Dans la série, le personnage d’Adelaide n’est pas un faire-valoir aux deux hommes, elle incarne le combat des suffragettes et des féministes de l’époque et recèle, elle aussi, son lot de secrets et contradictions. Doyle, lui, est unidimensionnel. Affligé par la maladie de son épouse, il recèle un fort capital sympathie et le spectateur ne peut que se sentir triste pour lui, et comprendre aussi son besoin absolu de croire aux promesses des guérisseurs ou messages de prétendus médiums. Le clou du spectacle est assuré par le personnage d’Houdini, génialement joué par Michael Weston, malicieux et tourmenté à la fois, qui fait oublier l’interprétation fadasse du même magicien par Adrian Brody dans un téléfilm qu’il vaut mieux oublier.
Dans son acharnement à combattre les spirites et autres représentants du commerce ésotérique, il y a autant de souffrance que dans la crédulité de Doyle.
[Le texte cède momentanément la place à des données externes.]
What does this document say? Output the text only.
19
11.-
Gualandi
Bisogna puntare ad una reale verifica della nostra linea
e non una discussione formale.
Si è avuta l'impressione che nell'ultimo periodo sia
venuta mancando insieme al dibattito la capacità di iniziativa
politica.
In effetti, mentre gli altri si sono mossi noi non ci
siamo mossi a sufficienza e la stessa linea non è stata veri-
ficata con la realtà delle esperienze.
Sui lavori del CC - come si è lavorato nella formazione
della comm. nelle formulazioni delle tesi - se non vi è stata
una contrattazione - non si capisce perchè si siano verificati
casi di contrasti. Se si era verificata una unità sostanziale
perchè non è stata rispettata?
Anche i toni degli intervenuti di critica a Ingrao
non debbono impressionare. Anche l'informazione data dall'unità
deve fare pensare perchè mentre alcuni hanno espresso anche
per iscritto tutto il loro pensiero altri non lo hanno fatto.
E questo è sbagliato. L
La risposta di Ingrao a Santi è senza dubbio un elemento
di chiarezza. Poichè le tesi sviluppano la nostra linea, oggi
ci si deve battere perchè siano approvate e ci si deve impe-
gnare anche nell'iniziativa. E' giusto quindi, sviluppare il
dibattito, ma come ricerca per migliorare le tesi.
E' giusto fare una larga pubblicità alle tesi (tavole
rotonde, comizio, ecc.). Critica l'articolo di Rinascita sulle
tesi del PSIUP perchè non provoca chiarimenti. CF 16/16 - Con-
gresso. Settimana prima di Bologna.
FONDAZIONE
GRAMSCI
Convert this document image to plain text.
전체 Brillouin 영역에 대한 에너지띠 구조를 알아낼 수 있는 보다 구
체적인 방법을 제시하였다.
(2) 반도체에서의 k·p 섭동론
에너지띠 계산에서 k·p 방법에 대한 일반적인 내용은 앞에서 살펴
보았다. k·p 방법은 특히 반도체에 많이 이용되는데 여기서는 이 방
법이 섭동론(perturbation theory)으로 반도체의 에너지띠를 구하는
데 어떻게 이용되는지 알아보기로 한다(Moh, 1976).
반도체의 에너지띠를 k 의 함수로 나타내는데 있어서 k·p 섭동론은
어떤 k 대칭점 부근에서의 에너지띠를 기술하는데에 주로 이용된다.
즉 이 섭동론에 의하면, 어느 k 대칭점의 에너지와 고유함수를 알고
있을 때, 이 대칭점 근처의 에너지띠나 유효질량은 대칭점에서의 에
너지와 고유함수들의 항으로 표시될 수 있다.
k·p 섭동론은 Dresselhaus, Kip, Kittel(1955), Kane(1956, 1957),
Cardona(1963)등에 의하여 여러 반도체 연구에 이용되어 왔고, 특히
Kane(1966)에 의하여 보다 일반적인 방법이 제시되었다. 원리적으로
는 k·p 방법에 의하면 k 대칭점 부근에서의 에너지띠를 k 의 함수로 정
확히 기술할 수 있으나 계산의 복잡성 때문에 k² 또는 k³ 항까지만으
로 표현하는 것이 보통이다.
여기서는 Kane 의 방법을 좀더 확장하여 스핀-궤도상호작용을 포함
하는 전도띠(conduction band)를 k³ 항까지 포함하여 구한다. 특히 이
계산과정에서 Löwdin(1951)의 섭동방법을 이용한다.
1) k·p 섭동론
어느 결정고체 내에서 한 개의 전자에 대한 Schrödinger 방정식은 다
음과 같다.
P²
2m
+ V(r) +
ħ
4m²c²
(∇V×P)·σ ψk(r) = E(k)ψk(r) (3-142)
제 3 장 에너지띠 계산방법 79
Flirtant sans cesse avec la mort, cet apôtre agnostique de la rationalité est lui aussi fasciné par le néant et peut-être ce qui se cache derrière. Mais, c’est aussi un matérialiste et un épicurien convaincus qui, ayant trimé pour arriver au sommet, refuse de se laisser berner par les marchands de rêves qui profitent des faiblesses d’autrui. Libre-penseur, il prouve par son ouverture d’esprit et sa conduite indépendante que toute promesse de vie éternelle ou de récompense inespérée, si elle s’exprime aux dépens d’autrui, sous la menace ou la condamnation des incrédules, n’est que l’expression d’un mépris profond pour l’humanité. Les enquêtes qu’il résout montrent aussi que les paroles vertueuses constituent généralement un paravent pour cacher l’appât du gain et le désir de pouvoir.
Dans une ambiance presque steampunk (voir le générique avec les menottes), Houdini & Doyle marrie habilement éléments narratifs fantastiques et policiers. La saison 1 comporte 10 épisodes et fait traverser les héros l’Atlantique à la rencontre d’un autre prestigieux témoin de cette époque, Thomas Edison. A découvrir sur Fox ou ITV via satellite avant une éventuelle distribution en France.